Miles, she murmured and he filled with agony, it was fine. Lips grazed his jawline, a feather brush; she peeled jacket's weight from his shoulders.

He drew a breath, shaking, slow. Mia shifted with a tremor of mattress springs and his fear bit harsh -- what was perfection if he lacked courage, lacked drive? His hands jerked to weak fists in his lap. Forgive me, he asked.

She did. She took his hand, guided it to her curve of hip, and tugged on his neck once more.

Buttons popping free of their holes, zippers rasping, every heartbeat an acid pain blurring into the next. Cool air licked over his skin and the details echoed each other -- a clipped breath, a murmur low in her throat, an inviting arch of back. It was a skill to be learned; Mia smiled coy and taught, her curves soft under his fingertips, skin salt-savoury, details laying bare the truth. Secret evenings multiplied. The cool satin fall of her hair stayed phantom on his chest.

The scream faded -- sometimes, only sometimes.

Immediately afterward was hardest, that moment where his pulse still drummed crescendo, before the mattress stilled, when he knew the cosmos weren't shaking but couldn't believe.
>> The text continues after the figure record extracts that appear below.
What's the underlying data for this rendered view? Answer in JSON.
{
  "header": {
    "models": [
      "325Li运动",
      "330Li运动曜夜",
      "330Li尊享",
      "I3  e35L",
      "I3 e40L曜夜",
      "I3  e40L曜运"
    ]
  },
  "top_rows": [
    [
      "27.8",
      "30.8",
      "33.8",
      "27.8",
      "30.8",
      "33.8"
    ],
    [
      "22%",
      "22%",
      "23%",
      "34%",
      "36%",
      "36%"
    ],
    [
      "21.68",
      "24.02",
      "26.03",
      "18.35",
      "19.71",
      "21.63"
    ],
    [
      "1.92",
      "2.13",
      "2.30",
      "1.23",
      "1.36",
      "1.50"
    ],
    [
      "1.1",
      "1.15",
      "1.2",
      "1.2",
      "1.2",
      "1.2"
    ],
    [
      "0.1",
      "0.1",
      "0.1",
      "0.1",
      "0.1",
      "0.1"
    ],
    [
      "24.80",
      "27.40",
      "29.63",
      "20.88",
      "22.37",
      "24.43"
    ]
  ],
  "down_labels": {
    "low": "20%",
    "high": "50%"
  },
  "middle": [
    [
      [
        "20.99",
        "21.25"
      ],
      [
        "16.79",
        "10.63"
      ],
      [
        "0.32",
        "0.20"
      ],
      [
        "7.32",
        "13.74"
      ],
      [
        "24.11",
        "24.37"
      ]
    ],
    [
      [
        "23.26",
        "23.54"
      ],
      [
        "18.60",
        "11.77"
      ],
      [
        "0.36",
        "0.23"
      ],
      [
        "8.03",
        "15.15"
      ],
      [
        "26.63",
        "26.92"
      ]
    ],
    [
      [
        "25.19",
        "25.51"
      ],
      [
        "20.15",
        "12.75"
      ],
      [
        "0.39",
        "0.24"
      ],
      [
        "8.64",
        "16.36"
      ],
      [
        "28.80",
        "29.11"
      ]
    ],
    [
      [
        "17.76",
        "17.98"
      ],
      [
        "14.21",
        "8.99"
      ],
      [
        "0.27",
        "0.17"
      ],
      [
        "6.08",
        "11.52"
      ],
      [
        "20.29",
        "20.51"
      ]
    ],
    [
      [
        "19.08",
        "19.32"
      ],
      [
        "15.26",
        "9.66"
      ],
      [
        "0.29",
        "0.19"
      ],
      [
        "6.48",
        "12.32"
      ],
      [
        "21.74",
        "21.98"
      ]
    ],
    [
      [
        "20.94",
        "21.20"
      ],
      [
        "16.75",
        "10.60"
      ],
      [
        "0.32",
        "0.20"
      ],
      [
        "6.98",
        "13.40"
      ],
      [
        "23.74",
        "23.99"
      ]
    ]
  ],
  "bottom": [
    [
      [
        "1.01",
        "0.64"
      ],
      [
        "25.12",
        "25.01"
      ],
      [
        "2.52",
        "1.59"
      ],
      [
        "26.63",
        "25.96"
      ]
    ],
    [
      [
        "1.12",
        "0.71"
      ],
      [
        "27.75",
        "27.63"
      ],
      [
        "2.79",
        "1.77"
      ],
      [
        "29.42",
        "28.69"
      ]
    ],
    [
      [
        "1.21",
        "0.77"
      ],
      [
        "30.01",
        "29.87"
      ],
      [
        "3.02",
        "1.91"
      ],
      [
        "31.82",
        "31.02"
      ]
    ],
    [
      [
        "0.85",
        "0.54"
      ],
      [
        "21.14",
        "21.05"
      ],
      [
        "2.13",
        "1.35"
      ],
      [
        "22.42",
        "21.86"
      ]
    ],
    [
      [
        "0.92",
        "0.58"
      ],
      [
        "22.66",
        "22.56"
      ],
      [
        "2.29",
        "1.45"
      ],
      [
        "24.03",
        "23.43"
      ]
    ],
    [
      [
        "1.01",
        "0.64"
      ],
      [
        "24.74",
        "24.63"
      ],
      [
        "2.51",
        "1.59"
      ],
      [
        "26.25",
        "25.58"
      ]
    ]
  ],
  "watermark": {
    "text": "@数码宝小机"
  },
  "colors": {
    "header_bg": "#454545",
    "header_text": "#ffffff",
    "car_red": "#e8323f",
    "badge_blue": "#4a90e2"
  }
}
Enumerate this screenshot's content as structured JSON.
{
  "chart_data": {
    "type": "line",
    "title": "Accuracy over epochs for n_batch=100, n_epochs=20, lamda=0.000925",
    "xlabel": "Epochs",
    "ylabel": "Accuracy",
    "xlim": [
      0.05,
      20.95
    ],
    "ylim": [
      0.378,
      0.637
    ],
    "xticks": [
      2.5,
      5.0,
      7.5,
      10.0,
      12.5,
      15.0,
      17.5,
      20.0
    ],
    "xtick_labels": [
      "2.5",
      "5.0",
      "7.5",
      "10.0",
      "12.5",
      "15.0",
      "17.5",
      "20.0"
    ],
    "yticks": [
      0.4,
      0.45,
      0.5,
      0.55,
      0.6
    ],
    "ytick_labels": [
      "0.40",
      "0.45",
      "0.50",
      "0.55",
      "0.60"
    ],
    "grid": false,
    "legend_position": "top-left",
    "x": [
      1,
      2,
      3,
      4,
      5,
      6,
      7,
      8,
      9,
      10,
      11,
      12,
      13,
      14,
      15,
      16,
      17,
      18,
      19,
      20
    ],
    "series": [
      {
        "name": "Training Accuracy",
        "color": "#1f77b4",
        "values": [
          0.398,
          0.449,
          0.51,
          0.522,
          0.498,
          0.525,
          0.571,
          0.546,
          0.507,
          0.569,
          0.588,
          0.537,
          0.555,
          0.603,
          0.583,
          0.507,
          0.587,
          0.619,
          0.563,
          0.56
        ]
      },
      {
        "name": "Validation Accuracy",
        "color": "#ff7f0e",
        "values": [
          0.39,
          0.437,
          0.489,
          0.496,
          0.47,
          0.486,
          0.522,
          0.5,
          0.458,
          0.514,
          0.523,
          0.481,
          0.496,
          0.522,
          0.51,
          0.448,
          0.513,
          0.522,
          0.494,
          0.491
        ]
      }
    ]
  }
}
Dark-smouldering gaze stayed etched inside his eyelids -- rival gaze, seeking an fighter, a lover, an equal, even as her velvet fingertips traced his brow, stroked his bangs aside. Mia learned not to call him that, she knew better; he could hear Miles waiting on her tongue, feel it in her breath but whose name was it, who did she see? No layers for padding, nothing but weakness raw and a man without a name; he bled every time, he bled.

Cloth layers weren't the same anymore; he was naked under the suit, ever vulnerable. Papers sat illegible in his hands with every unbidden detail -- a keen cry, a touch ghosting over the ridge of his collarbone, nothing could shut them out. He lingered in his office one day, watching the sepia depths of his teacup and Edgeworth returned, sudden and pride-stiff. Edgeworth knew what had to be done.

Mia -- or Fey, he couldn't tell anymore -- folded her arms when she saw him, a gentle grimness tightening her mouth: she knew. The courthouse hall stood deathly still around them, air close, silence humming. He couldn't wrench I'm sorry from his tongue and it didn't matter; slim hands crept to his back. In lightning's clarity, in sharp disbelief, he kissed her and every nuance burned, lip and tongue and sigh of breath, a touch-image to banish the rest.

She hoped he'd find what he needed, Mia told him and she bled too, that fierce care in her eyes. It wasn't until he left, back straight and pace quick down the hall, that he realised she could have called him Miles, he'd accept it but Miles was still a person he didn't know.

Edgeworth got a new layer, a skin of ice on chill water. When the next trial against Fey came, he smirked and she didn't disappoint.